Brooklyn, NY – This week’s Democratic debates showed that right-wing corporate Democrats are intent on undermining Medicare for All — and they’re more than happy to use organized labor as pawns to do it.
As LP’s Steve Wishnia pointed out, the bloated field of Democratic Party contenders could barely bring themselves to utter the word “union” in any substantive way over the last two nights of corporate-controlled debates.
But the right-wingers gracing the glossy cable-TV stage were more than happy to invoke Labor in an attempt to frame Bernie Sanders and Elizabeth Warren-supported plans to guarantee comprehensive healthcare to every single American as an erosion of current union healthcare plans won at the bargaining table.
The same hard-won plans that are constantly under attack, whittled away and absorb enormous amounts of union energy to secure.
Nevertheless, corporate Dems including Ohio Rep. Tim Ryan, former Colorado Governor John Hickenlooper and current Montana Governor Steve Bullock ruefully dismissed Medicare for All as some form of “wish list economics.”
Former Maryland representative and CEO John Delaney outdid them all when he channelled Hillary Clinton’s winning position on single-payer health care when he also sniffed that “It will never happen.”
Highly-paid CNN moderator Jake Tapper tried using union health plans to trap Sanders saying, “If Medicare for All is enacted, there are over 600,000 union members here in Michigan who would be forced to give up their private healthcare plans.”
The debate performances prompted a stern rebuke from the head of the second-largest union in the United States.
“I was frankly really enraged at the notion that somehow because unions have been able to bargain better plans, that there isn’t a way to figure out how to maintain those standards and benefits in a bigger plan that covers more people,” Service Employees International Union President Mary Kay Henry said on Wednesday, adding that the debates “created a false choice.”
Kayla Blado, head of the Nonprofit Professional Employees Union, told LaborPress this week that attempts by former Congressman Delaney and Congressman Ryan on Tuesday night to say union members won’t support Medicare for all because they would lose their private insurance “seems disingenuous for several reasons.”
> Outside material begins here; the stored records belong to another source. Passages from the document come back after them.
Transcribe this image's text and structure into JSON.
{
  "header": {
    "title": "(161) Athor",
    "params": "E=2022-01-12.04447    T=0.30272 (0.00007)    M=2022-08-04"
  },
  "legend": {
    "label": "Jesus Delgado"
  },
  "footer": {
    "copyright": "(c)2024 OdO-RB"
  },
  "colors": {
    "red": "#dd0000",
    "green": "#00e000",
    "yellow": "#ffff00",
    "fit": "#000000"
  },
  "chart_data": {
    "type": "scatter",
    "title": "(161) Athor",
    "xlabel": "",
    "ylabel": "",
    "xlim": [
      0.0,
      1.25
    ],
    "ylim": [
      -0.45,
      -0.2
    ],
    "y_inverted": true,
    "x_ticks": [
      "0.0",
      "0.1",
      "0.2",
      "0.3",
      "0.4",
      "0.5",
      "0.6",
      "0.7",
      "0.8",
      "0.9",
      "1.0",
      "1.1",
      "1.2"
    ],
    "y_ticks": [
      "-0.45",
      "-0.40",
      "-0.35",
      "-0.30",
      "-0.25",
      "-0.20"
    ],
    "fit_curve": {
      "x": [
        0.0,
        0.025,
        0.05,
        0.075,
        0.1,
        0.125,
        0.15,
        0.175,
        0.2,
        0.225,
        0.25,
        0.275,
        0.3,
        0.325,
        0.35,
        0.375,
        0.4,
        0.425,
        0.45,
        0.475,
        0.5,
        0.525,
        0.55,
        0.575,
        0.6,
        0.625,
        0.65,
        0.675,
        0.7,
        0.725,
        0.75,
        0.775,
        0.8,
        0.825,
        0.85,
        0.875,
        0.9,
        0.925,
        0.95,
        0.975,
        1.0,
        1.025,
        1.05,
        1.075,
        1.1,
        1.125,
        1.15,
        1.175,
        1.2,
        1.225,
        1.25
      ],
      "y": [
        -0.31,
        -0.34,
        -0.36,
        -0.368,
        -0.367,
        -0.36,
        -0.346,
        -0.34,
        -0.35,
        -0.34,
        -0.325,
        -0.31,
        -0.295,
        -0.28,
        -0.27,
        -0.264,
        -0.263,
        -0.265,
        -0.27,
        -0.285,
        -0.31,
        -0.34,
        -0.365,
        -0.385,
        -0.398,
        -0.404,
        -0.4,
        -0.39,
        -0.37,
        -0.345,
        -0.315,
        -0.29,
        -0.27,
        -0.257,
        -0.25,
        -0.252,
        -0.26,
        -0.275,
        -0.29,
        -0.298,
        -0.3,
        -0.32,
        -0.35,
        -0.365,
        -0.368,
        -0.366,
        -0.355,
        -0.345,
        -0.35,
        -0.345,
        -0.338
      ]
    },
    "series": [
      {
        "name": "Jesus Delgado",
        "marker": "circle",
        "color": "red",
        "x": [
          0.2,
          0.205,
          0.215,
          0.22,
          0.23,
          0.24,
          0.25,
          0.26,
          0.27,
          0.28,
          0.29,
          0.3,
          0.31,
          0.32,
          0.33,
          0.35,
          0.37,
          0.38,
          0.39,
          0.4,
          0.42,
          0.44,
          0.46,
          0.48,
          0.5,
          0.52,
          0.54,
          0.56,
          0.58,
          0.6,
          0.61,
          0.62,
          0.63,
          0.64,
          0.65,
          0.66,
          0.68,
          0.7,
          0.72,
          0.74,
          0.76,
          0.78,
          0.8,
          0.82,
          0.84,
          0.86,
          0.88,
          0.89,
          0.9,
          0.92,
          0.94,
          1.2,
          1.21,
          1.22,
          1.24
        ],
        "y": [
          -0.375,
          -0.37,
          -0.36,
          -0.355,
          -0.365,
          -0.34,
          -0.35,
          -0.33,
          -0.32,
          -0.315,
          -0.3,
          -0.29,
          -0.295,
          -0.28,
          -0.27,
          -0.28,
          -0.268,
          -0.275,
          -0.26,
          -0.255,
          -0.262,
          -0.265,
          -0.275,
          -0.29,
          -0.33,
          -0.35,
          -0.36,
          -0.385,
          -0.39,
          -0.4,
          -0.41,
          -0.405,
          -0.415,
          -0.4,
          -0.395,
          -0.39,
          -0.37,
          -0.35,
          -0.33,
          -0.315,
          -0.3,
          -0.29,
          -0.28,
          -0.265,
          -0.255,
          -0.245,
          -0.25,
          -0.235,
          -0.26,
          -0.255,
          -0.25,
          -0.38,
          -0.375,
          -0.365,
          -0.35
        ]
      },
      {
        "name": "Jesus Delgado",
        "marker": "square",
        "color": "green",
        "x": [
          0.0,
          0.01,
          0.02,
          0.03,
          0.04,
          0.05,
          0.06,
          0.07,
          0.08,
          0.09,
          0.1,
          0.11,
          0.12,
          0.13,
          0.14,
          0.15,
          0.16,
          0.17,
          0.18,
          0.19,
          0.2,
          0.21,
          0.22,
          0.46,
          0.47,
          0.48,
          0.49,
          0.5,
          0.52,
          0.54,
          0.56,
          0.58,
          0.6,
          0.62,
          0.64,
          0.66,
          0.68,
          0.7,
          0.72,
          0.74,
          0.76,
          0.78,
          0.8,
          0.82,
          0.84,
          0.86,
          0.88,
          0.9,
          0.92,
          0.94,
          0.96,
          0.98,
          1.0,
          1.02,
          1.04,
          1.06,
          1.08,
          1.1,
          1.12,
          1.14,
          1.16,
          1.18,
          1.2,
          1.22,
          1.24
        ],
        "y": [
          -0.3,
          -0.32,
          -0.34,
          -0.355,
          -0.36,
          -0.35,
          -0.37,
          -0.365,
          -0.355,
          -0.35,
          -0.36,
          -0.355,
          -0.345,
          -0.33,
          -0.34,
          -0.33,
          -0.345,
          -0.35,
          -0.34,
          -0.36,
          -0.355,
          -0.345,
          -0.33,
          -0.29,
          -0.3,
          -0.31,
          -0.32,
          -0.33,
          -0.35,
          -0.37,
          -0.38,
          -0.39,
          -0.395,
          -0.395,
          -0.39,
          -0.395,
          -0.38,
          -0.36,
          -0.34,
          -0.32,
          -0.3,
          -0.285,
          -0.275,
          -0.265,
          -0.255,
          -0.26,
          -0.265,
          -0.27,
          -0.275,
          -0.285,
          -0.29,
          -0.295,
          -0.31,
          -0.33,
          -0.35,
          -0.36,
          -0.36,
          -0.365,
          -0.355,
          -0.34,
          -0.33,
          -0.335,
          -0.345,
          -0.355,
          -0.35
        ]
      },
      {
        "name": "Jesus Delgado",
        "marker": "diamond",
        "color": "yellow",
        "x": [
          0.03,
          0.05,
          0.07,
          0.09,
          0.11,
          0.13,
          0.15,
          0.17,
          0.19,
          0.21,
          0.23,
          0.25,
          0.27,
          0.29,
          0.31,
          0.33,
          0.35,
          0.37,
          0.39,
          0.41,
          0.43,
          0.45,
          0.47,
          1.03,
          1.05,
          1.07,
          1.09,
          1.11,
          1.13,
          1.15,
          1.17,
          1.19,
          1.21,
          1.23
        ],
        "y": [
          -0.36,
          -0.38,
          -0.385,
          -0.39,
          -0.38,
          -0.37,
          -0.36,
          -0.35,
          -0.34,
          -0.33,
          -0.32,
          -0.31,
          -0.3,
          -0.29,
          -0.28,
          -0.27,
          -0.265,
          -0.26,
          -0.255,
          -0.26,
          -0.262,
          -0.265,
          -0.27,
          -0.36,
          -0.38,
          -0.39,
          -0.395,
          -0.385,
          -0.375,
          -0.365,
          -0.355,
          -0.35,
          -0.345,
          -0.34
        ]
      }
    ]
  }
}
“The most obvious reason is that one consistent goal of the labor movement has been to raise standards for working people across the country—not just for themselves,” Blado said. “Additionally, if unions didn’t have to bargain for health care in every new contract, they could focus their efforts on raising wages and working conditions for their membership—and management couldn’t erode the quality of coverage they receive.”
Blado also pointed out that more than 20 national unions have already come out supporting Medicare for all, “reflecting how popular the option is within rank-and-file members.”
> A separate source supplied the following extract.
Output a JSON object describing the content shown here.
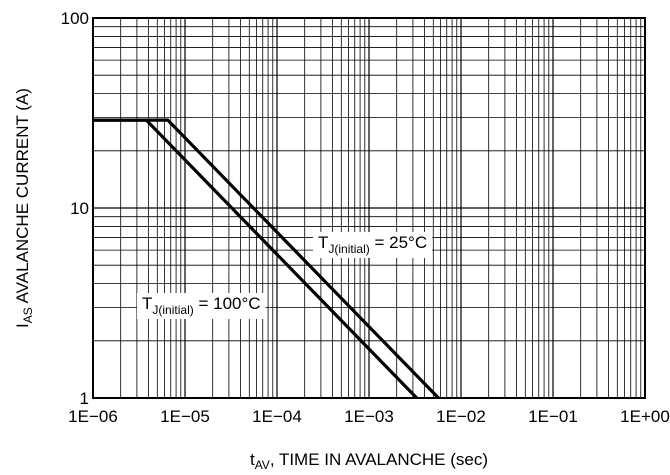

“Health care is a right, not a privilege, and these Democratic candidates are doing the Labor Movement a disservice by misrepresenting the views of union members across the country,’ Blado added.
AFL-CIO President Richard Trumka, however, sent out some mixed signals earlier this week, when he told reporters, “While we would like to see universal health care, we want to make sure that there is a role for employer-bargained plans in that plan.”
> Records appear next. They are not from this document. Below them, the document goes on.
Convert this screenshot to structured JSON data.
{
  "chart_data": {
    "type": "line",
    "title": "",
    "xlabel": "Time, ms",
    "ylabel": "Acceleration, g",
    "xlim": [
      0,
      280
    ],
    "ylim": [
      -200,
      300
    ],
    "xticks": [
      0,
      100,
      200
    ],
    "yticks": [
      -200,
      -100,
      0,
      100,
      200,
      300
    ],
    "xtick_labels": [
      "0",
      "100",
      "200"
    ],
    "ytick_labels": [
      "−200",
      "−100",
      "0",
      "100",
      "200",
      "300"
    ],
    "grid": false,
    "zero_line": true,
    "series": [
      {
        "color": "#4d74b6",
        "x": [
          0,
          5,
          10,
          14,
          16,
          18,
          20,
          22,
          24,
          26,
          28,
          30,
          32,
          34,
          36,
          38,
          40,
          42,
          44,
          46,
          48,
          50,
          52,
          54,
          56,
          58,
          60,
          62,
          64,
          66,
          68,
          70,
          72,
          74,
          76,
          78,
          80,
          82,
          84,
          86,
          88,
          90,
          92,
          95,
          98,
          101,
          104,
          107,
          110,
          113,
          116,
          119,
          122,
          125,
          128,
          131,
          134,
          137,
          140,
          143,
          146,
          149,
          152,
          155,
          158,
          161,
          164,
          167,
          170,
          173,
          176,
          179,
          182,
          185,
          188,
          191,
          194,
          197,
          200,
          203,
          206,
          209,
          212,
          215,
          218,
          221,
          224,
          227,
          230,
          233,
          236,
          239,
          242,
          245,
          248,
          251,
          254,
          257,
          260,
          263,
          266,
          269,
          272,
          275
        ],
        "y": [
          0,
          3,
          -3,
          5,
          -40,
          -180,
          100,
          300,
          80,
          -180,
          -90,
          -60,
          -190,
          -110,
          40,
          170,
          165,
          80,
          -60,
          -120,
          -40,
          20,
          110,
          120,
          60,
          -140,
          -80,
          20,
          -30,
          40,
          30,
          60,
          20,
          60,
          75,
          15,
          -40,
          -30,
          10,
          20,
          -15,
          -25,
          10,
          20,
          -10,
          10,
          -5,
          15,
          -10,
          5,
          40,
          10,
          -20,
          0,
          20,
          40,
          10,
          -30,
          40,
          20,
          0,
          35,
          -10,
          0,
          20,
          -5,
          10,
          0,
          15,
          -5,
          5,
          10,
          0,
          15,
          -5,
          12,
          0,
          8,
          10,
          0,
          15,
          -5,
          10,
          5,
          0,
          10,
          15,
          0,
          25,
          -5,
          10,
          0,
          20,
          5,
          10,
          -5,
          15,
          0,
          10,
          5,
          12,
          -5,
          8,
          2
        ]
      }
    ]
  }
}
Today, more than 30 million Americans do not have any type of health insurance — and those that do have a plan find that it is not enough. Medical bills continue to be the number one cause of bankruptcies across the United States, while tens of thousands of Americans die each year because they lack proper health care.
The corporate media, meanwhile, has frequently portrayed former Vice-President Joe Biden as the candidate to beat in the crowded field of Democratic hopefuls. Biden, like the rest of the corporate Dems, does not support Medicare for All.
When the People’s Policy Project — a small donor think tank headed by former National Labor Relations Board lawyer Matt Bruenig — analyzed Joe Biden’s health care plan earlier this summer, they found that in its first decade, Bidencare would lead to the deaths of 125,000 uninsured Americans.